Miller & Lux v. Sacramento Drainage District - 256 U.S. 129 (1921)
U.S. Supreme Court
Miller & Lux v. Sacramento Drainage District, 256 U.S. 129 (1921)
Miller & Lux, Inc. v. Sacramento & San Joaquin Drainage District
Argued March 9, 10, 1921
Decided April 11, 1921
256 U.S. 129
ERROR TO THE SUPREME COURT
OF THE STATE OF CALIFORNIA
That particular land included in a drainage district will receive no direct benefit is clearly not per se enough to exempt them, under the Fourteenth Amendment, from assessment. P. 256 U. S. 130. Houck v. Little River Drainage District, 239 U. S. 254.
Writ of error to review 182 Cal. 252 dismissed; petition for a writ of certiorari denied.

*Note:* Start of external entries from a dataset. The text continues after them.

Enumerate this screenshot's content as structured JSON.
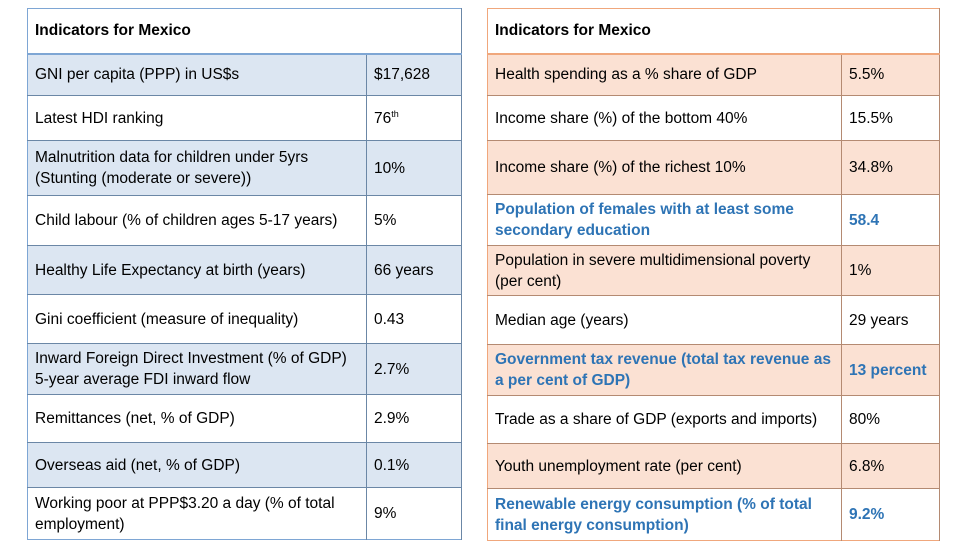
{
  "left": {
    "title": "Indicators for Mexico",
    "rows": [
      {
        "label": "GNI per capita (PPP) in US$s",
        "value": "$17,628"
      },
      {
        "label": "Latest HDI ranking",
        "value": "76",
        "value_sup": "th"
      },
      {
        "label": "Malnutrition data for children under 5yrs (Stunting (moderate or severe))",
        "value": "10%"
      },
      {
        "label": "Child labour (% of children ages 5-17 years)",
        "value": "5%"
      },
      {
        "label": "Healthy Life Expectancy at birth (years)",
        "value": "66 years"
      },
      {
        "label": "Gini coefficient (measure of inequality)",
        "value": "0.43"
      },
      {
        "label": "Inward Foreign Direct Investment (% of GDP) 5-year average FDI inward flow",
        "value": "2.7%"
      },
      {
        "label": "Remittances (net, % of GDP)",
        "value": "2.9%"
      },
      {
        "label": "Overseas aid (net, % of GDP)",
        "value": "0.1%"
      },
      {
        "label": "Working poor at PPP$3.20 a day (% of total employment)",
        "value": "9%"
      }
    ]
  },
  "right": {
    "title": "Indicators for Mexico",
    "rows": [
      {
        "label": "Health spending as a % share of GDP",
        "value": "5.5%"
      },
      {
        "label": "Income share (%) of the bottom 40%",
        "value": "15.5%"
      },
      {
        "label": "Income share (%) of the richest 10%",
        "value": "34.8%"
      },
      {
        "label": "Population of females with at least some secondary education",
        "value": "58.4"
      },
      {
        "label": "Population in severe multidimensional poverty (per cent)",
        "value": "1%"
      },
      {
        "label": "Median age (years)",
        "value": "29 years"
      },
      {
        "label": "Government tax revenue (total tax revenue as a per cent of GDP)",
        "value": "13 percent"
      },
      {
        "label": "Trade as a share of GDP (exports and imports)",
        "value": "80%"
      },
      {
        "label": "Youth unemployment rate (per cent)",
        "value": "6.8%"
      },
      {
        "label": "Renewable energy consumption (% of total final energy consumption)",
        "value": "9.2%"
      }
    ]
  },
  "colors": {
    "left_border": "#7ea6d4",
    "left_shade": "#dce6f2",
    "right_border": "#f0a77c",
    "right_shade": "#fbe1d3",
    "highlight_text": "#2e74b5"
  }
}
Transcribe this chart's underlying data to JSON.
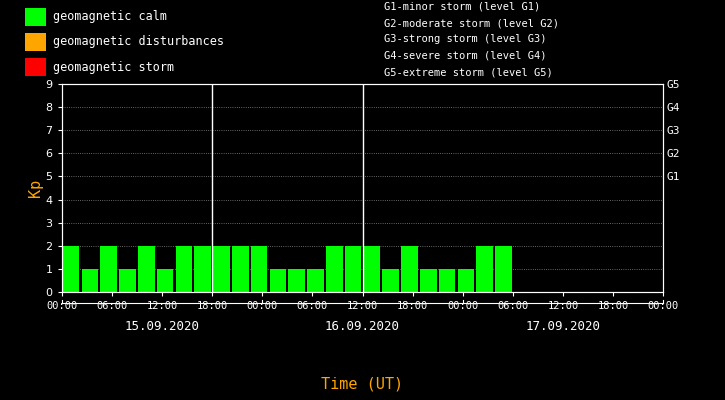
{
  "title": "",
  "xlabel": "Time (UT)",
  "ylabel": "Kp",
  "background_color": "#000000",
  "plot_bg_color": "#000000",
  "bar_color_calm": "#00ff00",
  "bar_color_disturbance": "#ffa500",
  "bar_color_storm": "#ff0000",
  "text_color": "#ffffff",
  "xlabel_color": "#ffa500",
  "ylabel_color": "#ffa500",
  "grid_color": "#ffffff",
  "divider_color": "#ffffff",
  "ylim": [
    0,
    9
  ],
  "yticks": [
    0,
    1,
    2,
    3,
    4,
    5,
    6,
    7,
    8,
    9
  ],
  "days": [
    "15.09.2020",
    "16.09.2020",
    "17.09.2020"
  ],
  "kp_values": [
    2,
    1,
    2,
    1,
    2,
    1,
    2,
    2,
    2,
    2,
    2,
    1,
    1,
    1,
    2,
    2,
    2,
    1,
    2,
    1,
    1,
    1,
    2,
    2
  ],
  "right_labels": [
    "G5",
    "G4",
    "G3",
    "G2",
    "G1"
  ],
  "right_label_yticks": [
    9,
    8,
    7,
    6,
    5
  ],
  "legend_items": [
    {
      "label": "geomagnetic calm",
      "color": "#00ff00"
    },
    {
      "label": "geomagnetic disturbances",
      "color": "#ffa500"
    },
    {
      "label": "geomagnetic storm",
      "color": "#ff0000"
    }
  ],
  "storm_legend": [
    "G1-minor storm (level G1)",
    "G2-moderate storm (level G2)",
    "G3-strong storm (level G3)",
    "G4-severe storm (level G4)",
    "G5-extreme storm (level G5)"
  ],
  "xtick_labels": [
    "00:00",
    "06:00",
    "12:00",
    "18:00",
    "00:00",
    "06:00",
    "12:00",
    "18:00",
    "00:00",
    "06:00",
    "12:00",
    "18:00",
    "00:00"
  ],
  "calm_threshold": 3,
  "disturbance_threshold": 5
}
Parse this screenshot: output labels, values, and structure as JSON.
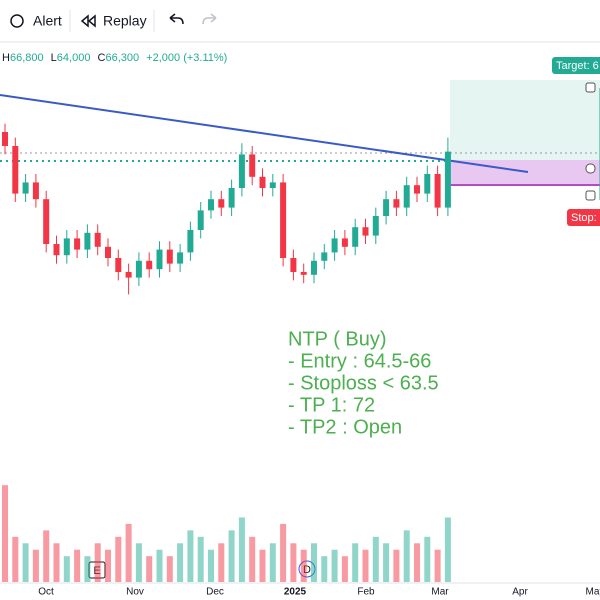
{
  "toolbar": {
    "alert": "Alert",
    "replay": "Replay"
  },
  "ohlc": {
    "high_label": "H",
    "high": "66,800",
    "low_label": "L",
    "low": "64,000",
    "close_label": "C",
    "close": "66,300",
    "change": "+2,000 (+3.11%)"
  },
  "chart_data": {
    "type": "candlestick",
    "up_color": "#22ab94",
    "down_color": "#f23645",
    "ylim": [
      61000,
      68500
    ],
    "volume_ylim": [
      0,
      2.2
    ],
    "open": [
      67000,
      66500,
      64800,
      65200,
      64600,
      63000,
      62600,
      63200,
      62800,
      63400,
      62900,
      62500,
      62000,
      61800,
      62400,
      62100,
      62800,
      62300,
      62700,
      63500,
      64200,
      64600,
      64300,
      65000,
      66200,
      65400,
      65000,
      65200,
      62500,
      62000,
      61900,
      62400,
      62700,
      63200,
      62900,
      63600,
      63300,
      64000,
      64600,
      64300,
      65100,
      64800,
      65500,
      64300
    ],
    "high": [
      67300,
      66800,
      65500,
      65500,
      64900,
      63300,
      63500,
      63500,
      63700,
      63700,
      63200,
      62800,
      62300,
      62700,
      62700,
      63100,
      63100,
      63000,
      63800,
      64500,
      64900,
      64900,
      65300,
      66600,
      66500,
      65700,
      65500,
      65500,
      62800,
      62300,
      62700,
      63000,
      63500,
      63500,
      63900,
      63900,
      64300,
      64900,
      64900,
      65400,
      65400,
      65800,
      65800,
      66800
    ],
    "low": [
      66200,
      64500,
      64500,
      64300,
      62700,
      62300,
      62300,
      62500,
      62500,
      62600,
      62200,
      61700,
      61200,
      61500,
      61800,
      61800,
      62000,
      62000,
      62400,
      63200,
      63900,
      64000,
      64000,
      64700,
      65100,
      64700,
      64700,
      62200,
      61700,
      61600,
      61600,
      62100,
      62400,
      62600,
      62600,
      63000,
      63000,
      63700,
      64000,
      64000,
      64500,
      64500,
      64000,
      64000
    ],
    "close": [
      66500,
      64800,
      65200,
      64600,
      63000,
      62600,
      63200,
      62800,
      63400,
      62900,
      62500,
      62000,
      61800,
      62400,
      62100,
      62800,
      62300,
      62700,
      63500,
      64200,
      64600,
      64300,
      65000,
      66200,
      65400,
      65000,
      65200,
      62500,
      62000,
      61900,
      62400,
      62700,
      63200,
      62900,
      63600,
      63300,
      64000,
      64600,
      64300,
      65100,
      64800,
      65500,
      64300,
      66300
    ],
    "volume": [
      1.5,
      0.7,
      0.6,
      0.5,
      0.8,
      0.6,
      0.4,
      0.5,
      0.4,
      0.6,
      0.5,
      0.7,
      0.9,
      0.6,
      0.4,
      0.5,
      0.4,
      0.6,
      0.8,
      0.7,
      0.5,
      0.6,
      0.8,
      1.0,
      0.7,
      0.5,
      0.6,
      0.9,
      0.6,
      0.5,
      0.6,
      0.4,
      0.5,
      0.4,
      0.6,
      0.5,
      0.7,
      0.6,
      0.5,
      0.8,
      0.6,
      0.7,
      0.5,
      1.0
    ],
    "x_labels": [
      "Oct",
      "Nov",
      "Dec",
      "2025",
      "Feb",
      "Mar",
      "Apr",
      "May"
    ]
  },
  "events": {
    "earnings": "E",
    "dividend": "D"
  },
  "position": {
    "target": "Target: 6",
    "stop": "Stop: "
  },
  "annotation": [
    "NTP ( Buy)",
    "- Entry : 64.5-66",
    "- Stoploss < 63.5",
    "- TP 1: 72",
    "- TP2 : Open"
  ]
}
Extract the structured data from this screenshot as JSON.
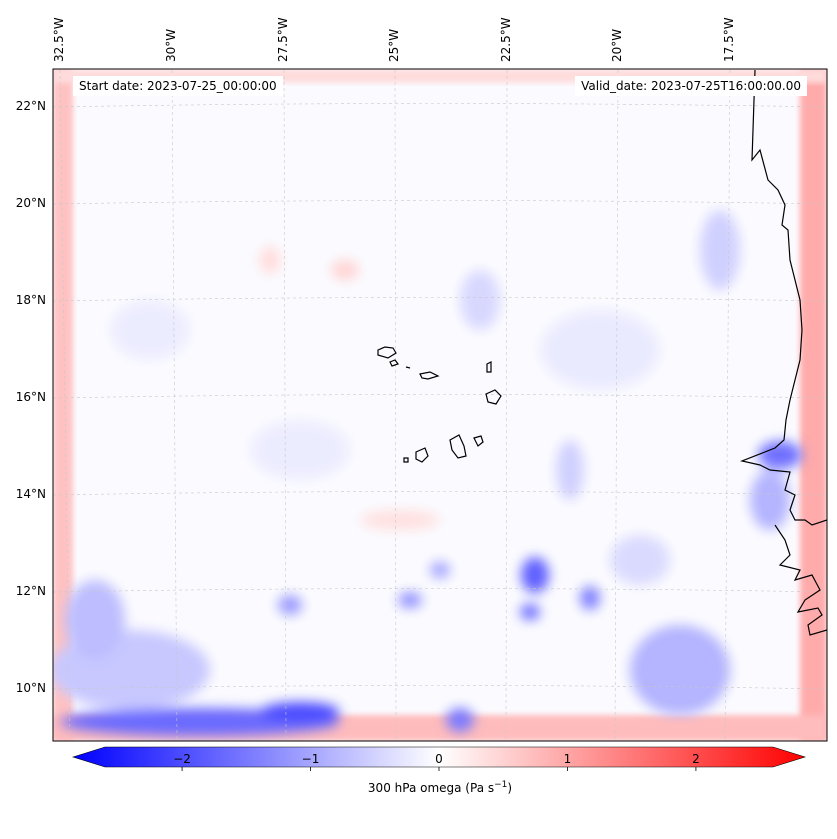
{
  "map": {
    "start_label": "Start date: 2023-07-25_00:00:00",
    "valid_label": "Valid_date: 2023-07-25T16:00:00.00",
    "lon_labels": [
      "32.5°W",
      "30°W",
      "27.5°W",
      "25°W",
      "22.5°W",
      "20°W",
      "17.5°W"
    ],
    "lat_labels": [
      "22°N",
      "20°N",
      "18°N",
      "16°N",
      "14°N",
      "12°N",
      "10°N"
    ],
    "colors": {
      "negative": "#0000ff",
      "zero": "#ffffff",
      "positive": "#ff0000",
      "coast": "#000000",
      "grid": "#bbbbbb"
    }
  },
  "colorbar": {
    "ticks": [
      "−2",
      "−1",
      "0",
      "1",
      "2"
    ],
    "tick_values": [
      -2,
      -1,
      0,
      1,
      2
    ],
    "range": [
      -2.6,
      2.6
    ],
    "label_main": "300 hPa omega (Pa s",
    "label_sup": "−1",
    "label_end": ")"
  }
}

The case is stated in the opinion.
MR. JUSTICE McREYNOLDS delivered the opinion of the Court.
This cause is here upon writ of error to the Supreme Court of the State of California. 182 Cal. 252. There is also an application for certiorari, but, under the settled practice, no adequate grounds therefor are shown.
By the Act of August 10, 1913, effective August 10, 1913 (Stats, 1913, p. 252), the Legislature of California undertook to create the Sacramento & San Joaquin drainage district, including 1,725,553 acres along the general course of the Sacramento and San Joaquin Rivers, and particularly an extensive area south of Stockton. The Reclamation Board, appointed as directed by the statute, levied a tax of $250,000 for general preliminary expenses incidental to the project, and appointed assessors to apportion the same. Certain of plaintiff in error's lands lying south of Stockton were assessed at five cents per acre, and to annul this assessment it began the present proceeding. In support of the writ of error, reliance is placed upon the contention that, as construed by the state courts, the Act of 1913 denies plaintiff in error opportunity to show that its lands will receive no special or direct benefits from the proposed works, and therefore conflicts with the Fourteenth Amendment. But we think that, when the writ was sued out (May, 1920), this claim had already become too unsubstantial to support our jurisdiction as defined by the Act of September 6, 1916, c. 448, 39 Stats. 726. Since Houck v. Little River Drainage District, (1915) 239 U. S. 254, the doctrine has been definitely settled that, in the absence of flagrant abuse or purely arbitrary action, a state may establish drainage districts and tax lands therein for local improvements, and that none of such lands may escape liability solely because they will not receive direct benefits. The allegations of the original
complaint are wholly insufficient to raise the issue in respect of arbitrary legislative action presented by Myles Salt Co. v. Board of Commissioners, 239 U. S. 478.
The petition for certiorari is denied and the writ of error is dismissed.